XML, the eXtensible Markup language, is probably one of the data description formats most hated between developers, especially open source developers. It is also one of the most used formats, lately.
A lot of projects nowadays rely on XML: backend for configuration systems (think GConf), feeds for your blogs, format for the documents of both OpenOffice and Microsoft Office, used for modern web applications and for RPC between webservices.
It is hated a lot because it is often misused. Look at the XML configuration files of fontconfig, they tend to be quite unreadable. Indeed XML is not much designed to be human-readable as it is to be easily parsable by very different software. This is one good reason to hate it. Then add stuff like SOAP and WSDL and you can see when XML can really get out of hand.
XML is a very good way to make it simpler for different software to share data, as you can easily add more data into a given format without having to rewrite the parser, and as long as you follow some design rules, it is also easy to keep backward compatibility to very old versions. It is also good for converting structured data between formats, think DocBook, XHTML and our very own GuideXML. I also use a variant of that for my site even if I never actually formalised it and published it. One day I’ll do that, too.
Binary formats are not easily extensible, although EBML (the format upon which the Matroska multimedia container format is based) tries to do that, with a huge amount of complexity. They are quite nicer to deal with when you have a lot of data to transmit and little of it has to be understood by humans, so I will always find UPnP over-engineered, and its use of XML not a good choice.
Text-based formats like the INI format are, in my opinion better suited for configuration files. This is especially true since there are quite a lot of libraries that implement an easy way to parse them without reinventing the wheel, it should also be trivial to write a simple command that can be used to parse them in bash – if there isn’t one already.
But this post was supposed to be about XML, right? So is its misuse as a configuration file enough to make XML the most blamed format out there? Maybe, but it’s certainly not the only reason I can find.
Another reason, to me more important, is the “almost XML” formats. What is an “almost XML” format? It’s simply a format that is based off XML but is not enough XML. In this category I’d put the ASX format. Even if Wikipedia defines it an XML data format, the truth is that most ASX files have a bastardised XML format:
- closing tags gets optional, just like HTML;
- tag and attribute names are case-insensitive, just like HTML.
Parsing an ASX file is quite more a problem than parsing a true XML file; and caused quite a bit of problems with xine-lib (and its frontends), as it stops us from just reusing a parser like the one in libxml2, and it’s easier to make mistake while reinventing the wheel.

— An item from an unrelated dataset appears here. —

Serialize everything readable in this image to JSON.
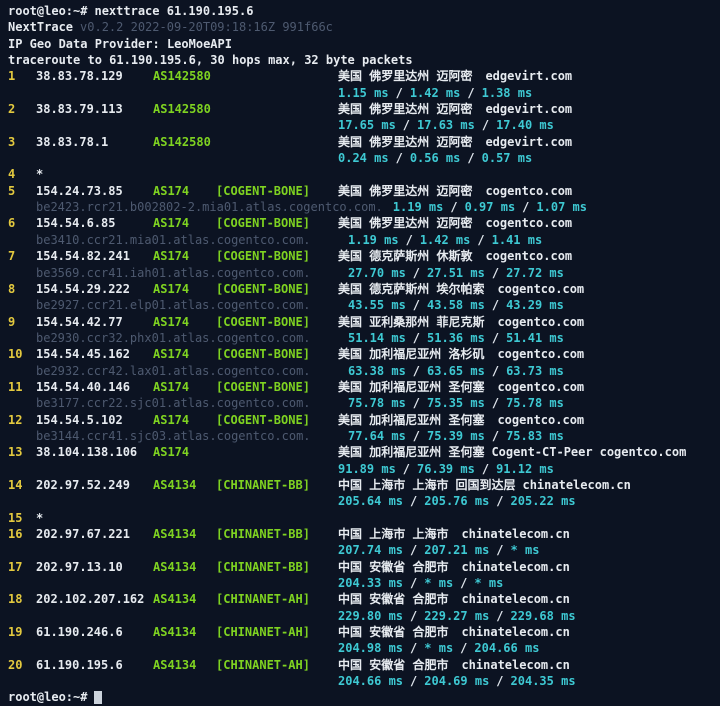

Yesterday (actually, today for me; if you couldn’t tell before, I started writing blog posts in advance and just showing them the day afterward about at noon on my timezone) I ended up working on another “almost XML” format. This time the format itself is declared as XML, it also has .xml extension, but it is not described by a DTD (or an XML schema), it features redundant fields, unused fields, and… it is not parsed as XML.
To be precise, I’m writing a software that writes these files, and I can tell you, they are written as XML, and also read as XML from my side. I actually use libxml2 to do the work. But the consumer of those files does not treat them as XML. Instead, it expects the file to be formatted in a precise way, with the line count being always the same, which means that I have to keep comments, I can’t add more comments, I can’t ignore ignored elements, and so on.
Now I can tell why there is so much hate for XML around.